- Directed by: Rajendra Talak
- Produced by: Priyanka Bidaye Talak
- Starring: Mrinal Kulkarni; Subodh Bhave; Ajinkya Deo;
- Cinematography: Sanjay Jadhav
- Edited by: Vidyadhar Pathare
- Music by: Ashok Patki
- Release date: 31 January 2014;
- Country: India
- Language: Marathi

= A Rainy Day (2014 film) =

2014 Indian Marathi language film

A Rainy Day is an Indian Marathi language film directed by Rajendra Talak and produced by Priyanka Bidaye Talak. The film stars Mrinal Kulkarni, Subodh Bhave and Ajinkya Deo.

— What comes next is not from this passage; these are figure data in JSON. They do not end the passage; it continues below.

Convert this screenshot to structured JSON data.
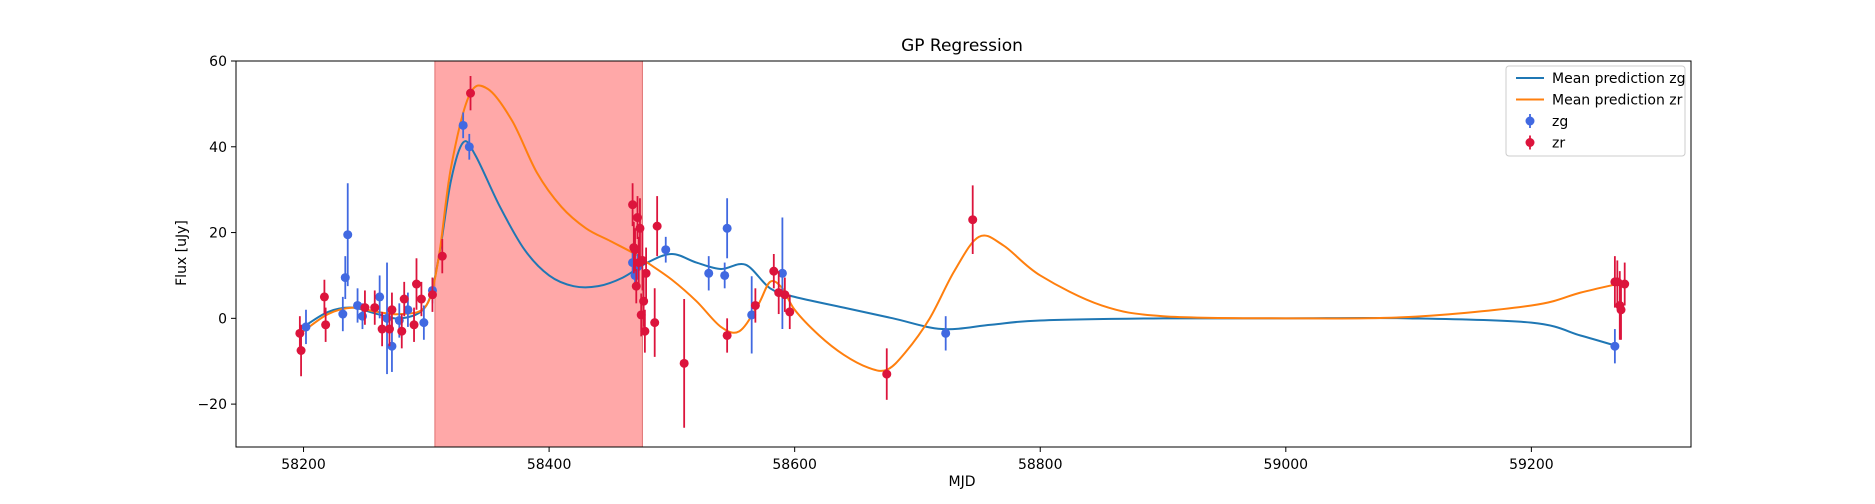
{
  "chart_data": {
    "type": "scatter",
    "title": "GP Regression",
    "xlabel": "MJD",
    "ylabel": "Flux [uJy]",
    "xlim": [
      58145,
      59330
    ],
    "ylim": [
      -30,
      60
    ],
    "xticks": [
      58200,
      58400,
      58600,
      58800,
      59000,
      59200
    ],
    "xtick_labels": [
      "58200",
      "58400",
      "58600",
      "58800",
      "59000",
      "59200"
    ],
    "yticks": [
      -20,
      0,
      20,
      40,
      60
    ],
    "ytick_labels": [
      "−20",
      "0",
      "20",
      "40",
      "60"
    ],
    "grid": false,
    "legend_position": "top-right",
    "shaded_region": {
      "x_start": 58307,
      "x_end": 58476,
      "color": "#ff9999"
    },
    "series": [
      {
        "name": "Mean prediction zg",
        "kind": "line",
        "color": "#1f77b4",
        "points": [
          [
            58200,
            -2
          ],
          [
            58220,
            1.5
          ],
          [
            58240,
            2.5
          ],
          [
            58260,
            1
          ],
          [
            58280,
            0
          ],
          [
            58300,
            3
          ],
          [
            58310,
            14
          ],
          [
            58320,
            32
          ],
          [
            58330,
            41
          ],
          [
            58340,
            38
          ],
          [
            58360,
            26
          ],
          [
            58380,
            16
          ],
          [
            58400,
            10
          ],
          [
            58420,
            7.5
          ],
          [
            58440,
            7.5
          ],
          [
            58460,
            9.5
          ],
          [
            58480,
            13
          ],
          [
            58500,
            15
          ],
          [
            58520,
            13
          ],
          [
            58540,
            11.5
          ],
          [
            58560,
            12.5
          ],
          [
            58580,
            7
          ],
          [
            58600,
            5
          ],
          [
            58640,
            2.5
          ],
          [
            58680,
            0
          ],
          [
            58720,
            -2.5
          ],
          [
            58760,
            -1.5
          ],
          [
            58800,
            -0.5
          ],
          [
            58900,
            0
          ],
          [
            59000,
            0
          ],
          [
            59100,
            0
          ],
          [
            59200,
            -1
          ],
          [
            59240,
            -4
          ],
          [
            59270,
            -6.5
          ]
        ]
      },
      {
        "name": "Mean prediction zr",
        "kind": "line",
        "color": "#ff7f0e",
        "points": [
          [
            58200,
            -3
          ],
          [
            58220,
            1
          ],
          [
            58240,
            2.5
          ],
          [
            58260,
            1.5
          ],
          [
            58280,
            1
          ],
          [
            58300,
            3
          ],
          [
            58310,
            14
          ],
          [
            58320,
            35
          ],
          [
            58335,
            52
          ],
          [
            58350,
            53.5
          ],
          [
            58370,
            46
          ],
          [
            58390,
            34
          ],
          [
            58410,
            26
          ],
          [
            58430,
            21
          ],
          [
            58450,
            18
          ],
          [
            58470,
            15
          ],
          [
            58480,
            13
          ],
          [
            58500,
            9
          ],
          [
            58520,
            4
          ],
          [
            58540,
            -2
          ],
          [
            58555,
            -3
          ],
          [
            58570,
            3
          ],
          [
            58580,
            8.5
          ],
          [
            58590,
            7
          ],
          [
            58600,
            2
          ],
          [
            58620,
            -4
          ],
          [
            58640,
            -8.5
          ],
          [
            58660,
            -11.5
          ],
          [
            58675,
            -12
          ],
          [
            58690,
            -8
          ],
          [
            58710,
            0
          ],
          [
            58730,
            11
          ],
          [
            58750,
            19
          ],
          [
            58770,
            17
          ],
          [
            58800,
            10
          ],
          [
            58850,
            3
          ],
          [
            58900,
            0.5
          ],
          [
            59000,
            0
          ],
          [
            59100,
            0.3
          ],
          [
            59200,
            3
          ],
          [
            59240,
            6
          ],
          [
            59270,
            8
          ]
        ]
      },
      {
        "name": "zg",
        "kind": "errorbar",
        "color": "#4169e1",
        "points": [
          [
            58202,
            -2,
            4
          ],
          [
            58232,
            1,
            4
          ],
          [
            58234,
            9.5,
            5
          ],
          [
            58236,
            19.5,
            12
          ],
          [
            58244,
            3,
            4
          ],
          [
            58248,
            0.5,
            3
          ],
          [
            58262,
            5,
            5
          ],
          [
            58268,
            0,
            13
          ],
          [
            58272,
            -6.5,
            6
          ],
          [
            58278,
            -0.5,
            4
          ],
          [
            58285,
            2,
            4
          ],
          [
            58298,
            -1,
            4
          ],
          [
            58305,
            6.5,
            3
          ],
          [
            58330,
            45,
            3
          ],
          [
            58335,
            40,
            3
          ],
          [
            58468,
            13,
            3
          ],
          [
            58470,
            10,
            3
          ],
          [
            58472,
            12,
            3
          ],
          [
            58495,
            16,
            3
          ],
          [
            58530,
            10.5,
            4
          ],
          [
            58543,
            10,
            3
          ],
          [
            58545,
            21,
            7
          ],
          [
            58565,
            0.8,
            9
          ],
          [
            58590,
            10.5,
            13
          ],
          [
            58723,
            -3.5,
            4
          ],
          [
            59268,
            -6.5,
            4
          ]
        ]
      },
      {
        "name": "zr",
        "kind": "errorbar",
        "color": "#dc143c",
        "points": [
          [
            58197,
            -3.5,
            4
          ],
          [
            58198,
            -7.5,
            6
          ],
          [
            58217,
            5,
            4
          ],
          [
            58218,
            -1.5,
            4
          ],
          [
            58250,
            2.5,
            4
          ],
          [
            58258,
            2.5,
            4
          ],
          [
            58264,
            -2.5,
            4
          ],
          [
            58270,
            -2.5,
            4
          ],
          [
            58272,
            2,
            4
          ],
          [
            58280,
            -3,
            4
          ],
          [
            58282,
            4.5,
            4
          ],
          [
            58290,
            -1.5,
            4
          ],
          [
            58292,
            8,
            6
          ],
          [
            58296,
            4.5,
            4
          ],
          [
            58305,
            5.5,
            4
          ],
          [
            58313,
            14.5,
            4
          ],
          [
            58336,
            52.5,
            4
          ],
          [
            58468,
            26.5,
            5
          ],
          [
            58469,
            16.5,
            6
          ],
          [
            58470,
            16,
            5
          ],
          [
            58471,
            7.5,
            4
          ],
          [
            58472,
            23.5,
            5
          ],
          [
            58473,
            13,
            6
          ],
          [
            58474,
            21,
            7
          ],
          [
            58475,
            0.8,
            5
          ],
          [
            58476,
            13.5,
            7
          ],
          [
            58477,
            4,
            6
          ],
          [
            58478,
            -3,
            5
          ],
          [
            58479,
            10.5,
            6
          ],
          [
            58486,
            -1,
            8
          ],
          [
            58488,
            21.5,
            7
          ],
          [
            58510,
            -10.5,
            15
          ],
          [
            58545,
            -4,
            4
          ],
          [
            58568,
            3,
            4
          ],
          [
            58583,
            11,
            4
          ],
          [
            58587,
            6,
            5
          ],
          [
            58592,
            5.5,
            4
          ],
          [
            58596,
            1.5,
            4
          ],
          [
            58675,
            -13,
            6
          ],
          [
            58745,
            23,
            8
          ],
          [
            59268,
            8.5,
            6
          ],
          [
            59270,
            8.5,
            5
          ],
          [
            59272,
            3,
            8
          ],
          [
            59273,
            2,
            7
          ],
          [
            59276,
            8,
            5
          ]
        ]
      }
    ]
  }
}
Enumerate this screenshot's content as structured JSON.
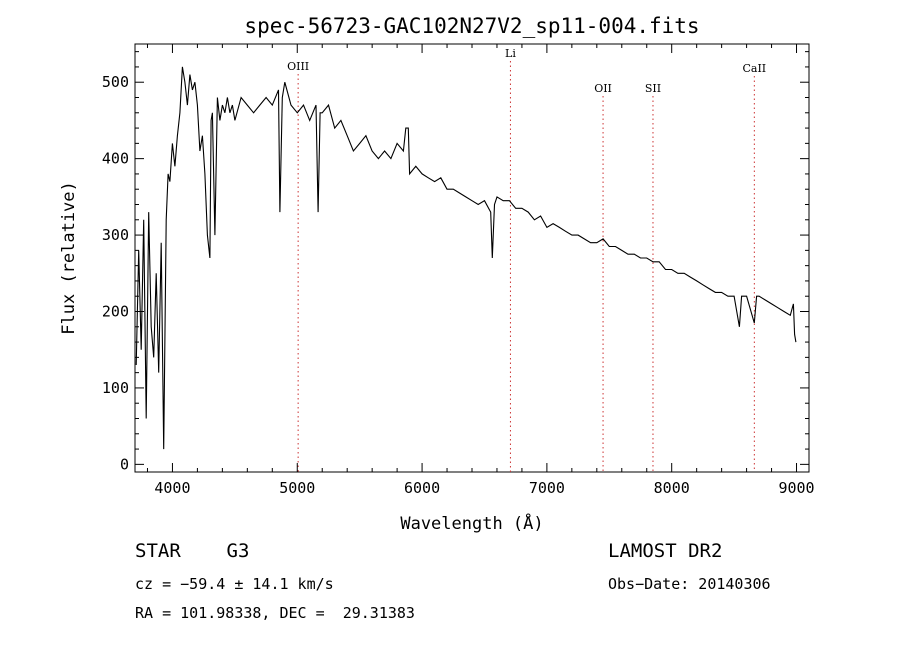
{
  "chart_data": {
    "type": "line",
    "title": "spec-56723-GAC102N27V2_sp11-004.fits",
    "xlabel": "Wavelength (Å)",
    "ylabel": "Flux (relative)",
    "xlim": [
      3700,
      9100
    ],
    "ylim": [
      -10,
      550
    ],
    "xticks": [
      4000,
      5000,
      6000,
      7000,
      8000,
      9000
    ],
    "yticks": [
      0,
      100,
      200,
      300,
      400,
      500
    ],
    "grid": false,
    "line_color": "#000000",
    "marker_color": "#cc3333",
    "series": [
      {
        "x": [
          3710,
          3730,
          3750,
          3770,
          3790,
          3810,
          3830,
          3850,
          3870,
          3890,
          3910,
          3930,
          3950,
          3965,
          3980,
          4000,
          4020,
          4040,
          4060,
          4080,
          4100,
          4120,
          4140,
          4160,
          4180,
          4200,
          4220,
          4240,
          4260,
          4280,
          4300,
          4310,
          4320,
          4340,
          4360,
          4380,
          4400,
          4420,
          4440,
          4460,
          4480,
          4500,
          4550,
          4600,
          4650,
          4700,
          4750,
          4800,
          4850,
          4861,
          4880,
          4900,
          4950,
          5000,
          5050,
          5100,
          5150,
          5167,
          5183,
          5200,
          5250,
          5300,
          5350,
          5400,
          5450,
          5500,
          5550,
          5600,
          5650,
          5700,
          5750,
          5800,
          5850,
          5870,
          5890,
          5900,
          5950,
          6000,
          6050,
          6100,
          6150,
          6200,
          6250,
          6300,
          6350,
          6400,
          6450,
          6500,
          6550,
          6563,
          6580,
          6600,
          6650,
          6700,
          6750,
          6800,
          6850,
          6900,
          6950,
          7000,
          7050,
          7100,
          7150,
          7200,
          7250,
          7300,
          7350,
          7400,
          7450,
          7500,
          7550,
          7600,
          7650,
          7700,
          7750,
          7800,
          7850,
          7900,
          7950,
          8000,
          8050,
          8100,
          8150,
          8200,
          8250,
          8300,
          8350,
          8400,
          8450,
          8500,
          8542,
          8560,
          8600,
          8662,
          8680,
          8700,
          8750,
          8800,
          8850,
          8900,
          8950,
          8975,
          8985,
          8995
        ],
        "y": [
          130,
          280,
          150,
          320,
          60,
          330,
          180,
          140,
          250,
          120,
          290,
          20,
          320,
          380,
          370,
          420,
          390,
          430,
          460,
          520,
          500,
          470,
          510,
          490,
          500,
          470,
          410,
          430,
          380,
          300,
          270,
          450,
          460,
          300,
          480,
          450,
          470,
          460,
          480,
          460,
          470,
          450,
          480,
          470,
          460,
          470,
          480,
          470,
          490,
          330,
          480,
          500,
          470,
          460,
          470,
          450,
          470,
          330,
          460,
          460,
          470,
          440,
          450,
          430,
          410,
          420,
          430,
          410,
          400,
          410,
          400,
          420,
          410,
          440,
          440,
          380,
          390,
          380,
          375,
          370,
          375,
          360,
          360,
          355,
          350,
          345,
          340,
          345,
          330,
          270,
          340,
          350,
          345,
          345,
          335,
          335,
          330,
          320,
          325,
          310,
          315,
          310,
          305,
          300,
          300,
          295,
          290,
          290,
          295,
          285,
          285,
          280,
          275,
          275,
          270,
          270,
          265,
          265,
          255,
          255,
          250,
          250,
          245,
          240,
          235,
          230,
          225,
          225,
          220,
          220,
          180,
          220,
          220,
          185,
          220,
          220,
          215,
          210,
          205,
          200,
          195,
          210,
          170,
          160
        ]
      }
    ],
    "lines": [
      {
        "label": "OIII",
        "x": 5007
      },
      {
        "label": "Li",
        "x": 6708
      },
      {
        "label": "OII",
        "x": 7450
      },
      {
        "label": "SII",
        "x": 7850
      },
      {
        "label": "CaII",
        "x": 8662
      }
    ]
  },
  "info": {
    "class": "STAR    G3",
    "survey": "LAMOST DR2",
    "cz": "cz = −59.4 ± 14.1 km/s",
    "obs_date": "Obs−Date: 20140306",
    "coords": "RA = 101.98338, DEC =  29.31383"
  }
}
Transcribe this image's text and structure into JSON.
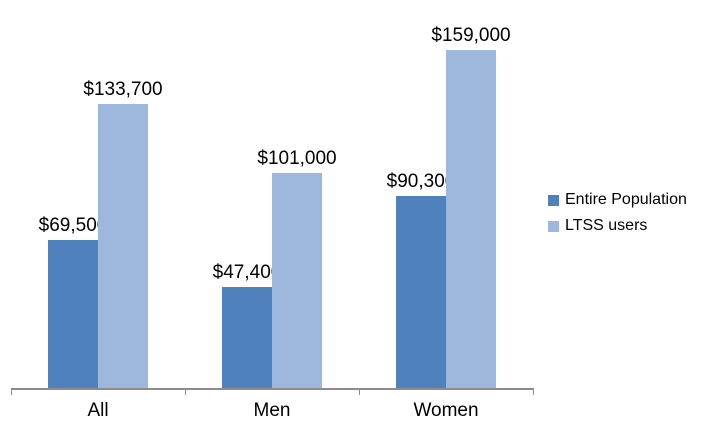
{
  "chart_data": {
    "type": "bar",
    "categories": [
      "All",
      "Men",
      "Women"
    ],
    "series": [
      {
        "name": "Entire Population",
        "color": "#4F81BD",
        "values": [
          69500,
          47400,
          90300
        ],
        "labels": [
          "$69,500",
          "$47,400",
          "$90,300"
        ]
      },
      {
        "name": "LTSS users",
        "color": "#9DB8DC",
        "values": [
          133700,
          101000,
          159000
        ],
        "labels": [
          "$133,700",
          "$101,000",
          "$159,000"
        ]
      }
    ],
    "title": "",
    "xlabel": "",
    "ylabel": "",
    "ylim": [
      0,
      165000
    ],
    "grid": false,
    "legend_position": "right",
    "axis_color": "#8C8C8C",
    "text_color": "#000000",
    "background_color": "#FFFFFF"
  }
}
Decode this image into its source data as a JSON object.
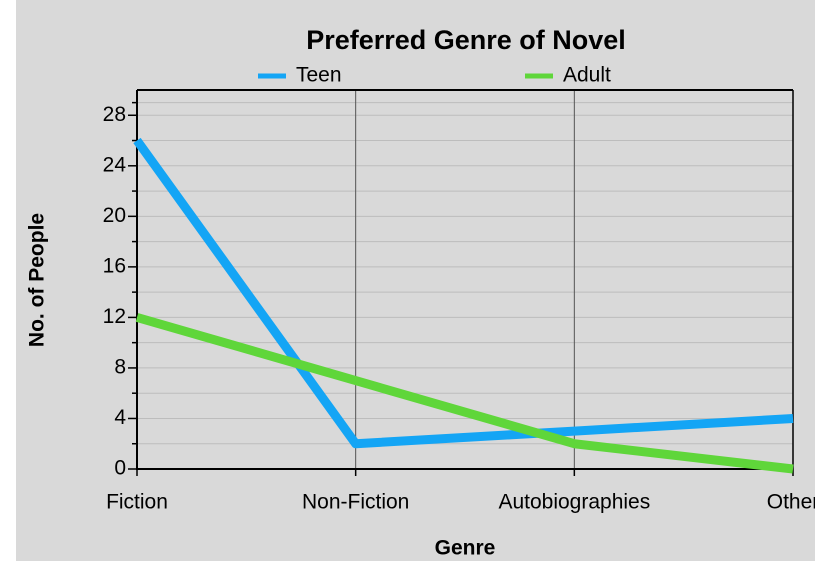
{
  "chart_data": {
    "type": "line",
    "title": "Preferred Genre of Novel",
    "x_label": "Genre",
    "y_label": "No. of People",
    "categories": [
      "Fiction",
      "Non-Fiction",
      "Autobiographies",
      "Other"
    ],
    "series": [
      {
        "name": "Teen",
        "color": "#14a5f5",
        "values": [
          26,
          2,
          3,
          4
        ]
      },
      {
        "name": "Adult",
        "color": "#5fd63a",
        "values": [
          12,
          7,
          2,
          0
        ]
      }
    ],
    "ylim": [
      0,
      30
    ],
    "yticks": [
      0,
      4,
      8,
      12,
      16,
      20,
      24,
      28
    ],
    "grid": true
  }
}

Music by Ashok Patki. The film was released on 31 January 2014.

== Synopsis ==
Successful professional Aniket is willing to go to any length to achieve his dreams. However, things take a turn when his pregnant wife, Mugdha, learns about the ill deeds that he committed in childhood and he is clueless about her source.

== Cast ==
- Mrinal Kulkarni as Mugdha
- Subodh Bhave as Aniket
- Ajinkya Deo
- Kiran Karmarkar as Mr. Rao
- Harsh Chhaya
- Manoj Joshi
- Meenacshi Martins
- Neha Pendse
- Prince Jacob
- Sanjay Mone
- Shaila Kamat
- Sulabha Arya

== Soundtrack==

Track listing
| No. | Title | Singer(s) | Length |
|---|---|---|---|
| 1. | "Bhairavi Gau Kashi" | Arati Ankalikar-Tikekar | 4:57 |
| Total length: |  |  | 4:57 |

== Critical response ==
A Rainy Day film received positive reviews from critics. A Reviewer of The Times of India gave the film 3.5 stars out of 5 and wrote "Although the build up to the climax is well developed, the pace gets affected at a few places. But a gripping story combined with all other well-executed elements of cinema makes the film a worth watch". Swapnil Ghangale of Maharashtra Times wrote "It would have been more fun if things had been resolved logically". A Reviewer of Loksatta wrote "The director has used the rain which is sometimes shimmering and sometimes misty in a very appropriate way". Shubhangi Palve of Zee News wrote "By restraining the unnecessary things in the film, the film leaves an impression on the audience in a mysterious way".